On Feb. 15, Texas A&M’s 12th Man Foundation announced the creation of the 12th Man+ Fund, an NIL initiative that allows donors to contribute to the fund, which then distributes payments to athletes. It is believed to be the country's first NIL approach whereby a school’s official booster organization is so closely involved to NIL transactions.

NIL collectives are normally kept completely separate from a school’s athletic department and its fundraising arm, according to Dellenger, who wrote, "Donations to the 12th Man+ Fund, like those to the 12th Man Foundation, are tax-deductible and earn benefits such as priority points, the foundation’s announcement said. In satisfying the NCAA’s policy for a quid pro quo, athletes are paid by 12th Man+ to promote the foundation itself through social media posts and appearances."

Texas A&M athletic director Ross Bjork told SI this week that the athletic department's compliance arm had cleared the initiative, and that A&M notified the NCAA and the Southeastern Conference before announcing it. However, notification alone didn't amount to a blessing from either governing body.

“Texas A&M notified the NCAA that an NIL-related announcement was upcoming,” NCAA spokeswoman Meghan Durham says. “However, the NCAA did not review or approve any concept prior to the announcement.”
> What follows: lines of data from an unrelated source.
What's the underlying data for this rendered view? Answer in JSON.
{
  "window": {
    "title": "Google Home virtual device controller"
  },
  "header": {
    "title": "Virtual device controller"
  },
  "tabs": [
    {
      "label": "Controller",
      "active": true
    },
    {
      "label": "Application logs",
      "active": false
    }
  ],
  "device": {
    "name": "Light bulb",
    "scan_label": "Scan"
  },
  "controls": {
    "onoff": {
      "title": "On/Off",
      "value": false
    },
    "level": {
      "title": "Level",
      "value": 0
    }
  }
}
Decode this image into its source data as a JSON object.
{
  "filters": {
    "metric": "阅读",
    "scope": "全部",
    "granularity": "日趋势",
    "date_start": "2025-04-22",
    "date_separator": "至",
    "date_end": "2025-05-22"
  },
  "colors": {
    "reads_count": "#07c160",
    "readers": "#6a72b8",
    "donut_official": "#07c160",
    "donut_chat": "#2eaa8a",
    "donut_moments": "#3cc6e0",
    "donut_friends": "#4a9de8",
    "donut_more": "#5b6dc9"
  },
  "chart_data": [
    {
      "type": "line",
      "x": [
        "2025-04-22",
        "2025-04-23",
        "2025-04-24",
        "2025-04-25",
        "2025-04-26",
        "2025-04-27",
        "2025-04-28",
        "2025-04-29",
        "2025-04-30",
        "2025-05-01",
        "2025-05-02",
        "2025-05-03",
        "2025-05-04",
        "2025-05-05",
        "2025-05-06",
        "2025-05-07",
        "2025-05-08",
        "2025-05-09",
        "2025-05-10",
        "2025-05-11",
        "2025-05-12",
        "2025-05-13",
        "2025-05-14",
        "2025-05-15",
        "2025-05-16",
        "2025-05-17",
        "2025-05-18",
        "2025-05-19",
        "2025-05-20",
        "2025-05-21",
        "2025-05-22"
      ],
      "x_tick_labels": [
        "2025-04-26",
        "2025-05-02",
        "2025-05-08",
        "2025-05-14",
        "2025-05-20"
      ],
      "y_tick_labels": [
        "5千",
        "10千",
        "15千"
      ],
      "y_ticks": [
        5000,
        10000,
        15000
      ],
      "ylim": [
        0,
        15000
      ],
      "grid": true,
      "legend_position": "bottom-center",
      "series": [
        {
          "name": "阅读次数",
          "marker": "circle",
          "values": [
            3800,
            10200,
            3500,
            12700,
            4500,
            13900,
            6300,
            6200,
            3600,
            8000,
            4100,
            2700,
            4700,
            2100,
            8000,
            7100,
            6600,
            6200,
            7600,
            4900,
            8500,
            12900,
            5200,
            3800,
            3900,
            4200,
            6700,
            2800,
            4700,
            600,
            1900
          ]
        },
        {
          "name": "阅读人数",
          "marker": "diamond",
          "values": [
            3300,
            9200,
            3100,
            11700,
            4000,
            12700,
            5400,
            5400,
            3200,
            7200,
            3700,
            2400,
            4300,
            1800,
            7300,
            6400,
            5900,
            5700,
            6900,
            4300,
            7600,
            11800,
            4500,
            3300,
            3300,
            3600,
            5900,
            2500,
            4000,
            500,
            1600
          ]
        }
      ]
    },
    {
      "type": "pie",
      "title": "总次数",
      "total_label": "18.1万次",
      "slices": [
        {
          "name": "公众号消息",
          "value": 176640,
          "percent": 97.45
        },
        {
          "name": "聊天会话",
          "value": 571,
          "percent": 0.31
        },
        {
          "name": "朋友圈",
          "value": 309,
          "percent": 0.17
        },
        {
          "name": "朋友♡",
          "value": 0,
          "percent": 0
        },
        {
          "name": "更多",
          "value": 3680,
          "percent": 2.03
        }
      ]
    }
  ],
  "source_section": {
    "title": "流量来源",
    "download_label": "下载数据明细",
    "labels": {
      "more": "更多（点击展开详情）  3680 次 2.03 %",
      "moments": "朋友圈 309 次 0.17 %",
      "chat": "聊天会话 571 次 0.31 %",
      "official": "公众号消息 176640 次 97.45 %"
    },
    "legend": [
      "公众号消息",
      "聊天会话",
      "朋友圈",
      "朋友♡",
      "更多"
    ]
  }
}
Proponents of the A&M model argue that school's should have more oversight of NIL deals. According to Dellenger, officials from multiple SEC athletic departments are exploring the concept of running their NIL operations through their fundraising arms.

“This is going to be the way we all do it eventually,” one school athletic official told SI. “What does that mean for collectives? Maybe they go away.”